Mom cut a switch from a tree in our front yard and proceeded to thunder like a Sherman Tank across the road towards the barn.
Karla was the first to see mom coming from her vantage point in the loft. There was no mistaking the nature of mom's gait as she marched our direction. We were in big trouble. Karla spared me only a word, "Mom!" and she was down the tree and already on her way home before I knew what was happening.
Now, we come to the reason I told that first story. I believe it's important to know about my sister Karla's fearless demeanor and stubborn defiance in the face of disciplinary action. She is and has always been unflappable. If she were a horse she would be one of those that could never be broken; always wild; always free. Discipline ... phhtt! Fear? Ha! These things didn't impact Karla's world at all.
So it was, that as little 7 year old Karla was running towards home, prepared with her youthful agility to dodge right past our mother heedless of the consequences, that her eyes came to fixate on the knife in my mom's hand. The knife that mom had used to cut a switch with which to punish us.

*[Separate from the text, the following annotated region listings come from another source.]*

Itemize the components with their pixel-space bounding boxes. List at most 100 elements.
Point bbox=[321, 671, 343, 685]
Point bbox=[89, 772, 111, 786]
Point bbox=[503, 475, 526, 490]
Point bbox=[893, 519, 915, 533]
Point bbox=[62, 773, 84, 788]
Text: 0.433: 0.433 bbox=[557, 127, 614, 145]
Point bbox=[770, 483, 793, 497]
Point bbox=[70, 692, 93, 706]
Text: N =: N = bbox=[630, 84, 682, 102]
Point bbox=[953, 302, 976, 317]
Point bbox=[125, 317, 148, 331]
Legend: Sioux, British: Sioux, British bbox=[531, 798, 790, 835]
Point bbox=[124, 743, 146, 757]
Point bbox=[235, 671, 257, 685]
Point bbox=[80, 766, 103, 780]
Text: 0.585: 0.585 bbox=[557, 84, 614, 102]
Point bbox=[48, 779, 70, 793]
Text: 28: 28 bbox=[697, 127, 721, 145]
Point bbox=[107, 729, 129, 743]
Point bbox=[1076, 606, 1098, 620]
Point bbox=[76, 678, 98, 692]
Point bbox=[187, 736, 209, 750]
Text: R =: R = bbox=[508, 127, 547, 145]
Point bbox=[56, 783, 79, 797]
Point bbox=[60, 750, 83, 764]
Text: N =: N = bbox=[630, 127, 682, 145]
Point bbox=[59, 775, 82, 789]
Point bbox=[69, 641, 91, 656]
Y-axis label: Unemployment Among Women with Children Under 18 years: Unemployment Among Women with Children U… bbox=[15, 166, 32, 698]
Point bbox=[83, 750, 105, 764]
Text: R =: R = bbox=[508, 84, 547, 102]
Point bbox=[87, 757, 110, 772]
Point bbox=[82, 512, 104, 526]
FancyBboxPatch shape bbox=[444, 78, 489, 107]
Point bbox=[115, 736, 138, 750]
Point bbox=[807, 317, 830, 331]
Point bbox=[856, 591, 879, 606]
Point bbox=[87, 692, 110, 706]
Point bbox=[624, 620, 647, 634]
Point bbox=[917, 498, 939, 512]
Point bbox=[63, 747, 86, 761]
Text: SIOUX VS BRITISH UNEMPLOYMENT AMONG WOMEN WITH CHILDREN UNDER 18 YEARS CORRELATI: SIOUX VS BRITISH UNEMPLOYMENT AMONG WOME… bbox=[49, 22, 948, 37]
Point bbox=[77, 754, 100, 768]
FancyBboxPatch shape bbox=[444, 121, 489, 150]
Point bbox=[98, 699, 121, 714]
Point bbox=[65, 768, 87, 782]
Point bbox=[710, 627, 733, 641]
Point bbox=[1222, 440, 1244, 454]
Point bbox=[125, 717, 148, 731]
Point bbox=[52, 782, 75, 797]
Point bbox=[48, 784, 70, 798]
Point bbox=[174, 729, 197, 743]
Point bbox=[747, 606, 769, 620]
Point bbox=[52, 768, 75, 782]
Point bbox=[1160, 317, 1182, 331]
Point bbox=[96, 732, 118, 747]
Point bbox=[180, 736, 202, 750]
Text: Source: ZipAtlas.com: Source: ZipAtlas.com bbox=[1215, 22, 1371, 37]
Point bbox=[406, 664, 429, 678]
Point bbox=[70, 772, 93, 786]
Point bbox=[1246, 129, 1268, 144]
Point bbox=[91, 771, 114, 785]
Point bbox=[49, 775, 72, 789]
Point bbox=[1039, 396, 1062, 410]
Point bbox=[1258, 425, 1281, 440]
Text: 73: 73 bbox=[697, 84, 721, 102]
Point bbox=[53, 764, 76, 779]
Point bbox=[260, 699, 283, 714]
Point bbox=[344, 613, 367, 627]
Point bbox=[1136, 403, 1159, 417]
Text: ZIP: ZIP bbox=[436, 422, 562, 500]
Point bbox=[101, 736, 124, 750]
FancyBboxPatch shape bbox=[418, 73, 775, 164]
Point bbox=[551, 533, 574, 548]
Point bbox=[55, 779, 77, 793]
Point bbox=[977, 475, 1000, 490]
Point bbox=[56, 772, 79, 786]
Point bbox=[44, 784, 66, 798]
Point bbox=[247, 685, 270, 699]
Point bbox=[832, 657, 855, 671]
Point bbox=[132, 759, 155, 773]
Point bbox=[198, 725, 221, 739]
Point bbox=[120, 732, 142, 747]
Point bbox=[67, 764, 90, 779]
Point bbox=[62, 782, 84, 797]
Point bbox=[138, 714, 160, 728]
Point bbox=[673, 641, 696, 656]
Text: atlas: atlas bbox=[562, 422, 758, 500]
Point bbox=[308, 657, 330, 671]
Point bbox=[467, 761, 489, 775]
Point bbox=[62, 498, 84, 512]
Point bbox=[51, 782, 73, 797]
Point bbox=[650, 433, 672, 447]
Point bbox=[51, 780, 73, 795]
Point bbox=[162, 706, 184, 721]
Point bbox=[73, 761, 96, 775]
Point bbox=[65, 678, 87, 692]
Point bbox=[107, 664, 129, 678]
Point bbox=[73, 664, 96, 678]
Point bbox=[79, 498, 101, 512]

Mom in her anger had forgotten to put the knife down. Karla in her haste to return to the safety of home, wasn't prepared for the sight of an angry mother with knife in hand.
Karla turned white and fell defeated to her knees. "Please, don't KILL us, mom!" came her desperate plea.
This stopped mom dead in her tracks. For a moment nothing happened. Everything froze. Then mom's face contorted into a knot of visible struggle, like Bill Bizby's as he was about to transform into the Hulk.
Would she scream out in anger, at the thoughtlessness of our crimes? Cry at the sight of her youngest child begging for her life at the hands of her own mother? Or, laugh at the sheer absurdity of it all? In the end, her face passed out from the strain of this turmoil and fell lax. Mom let out a sigh.
"Get back to the house!" she barked. Karla was off like a rocket. I had never seen anyone run so fast.
I ... got the switch.
But, that didn't really matter. The whipping I got wasn't the real punishment, not to me. The real punishment was that I didn't get to keep the newspaper strips.
Karla and I were closer after that. She was never my "bratty" little sister again.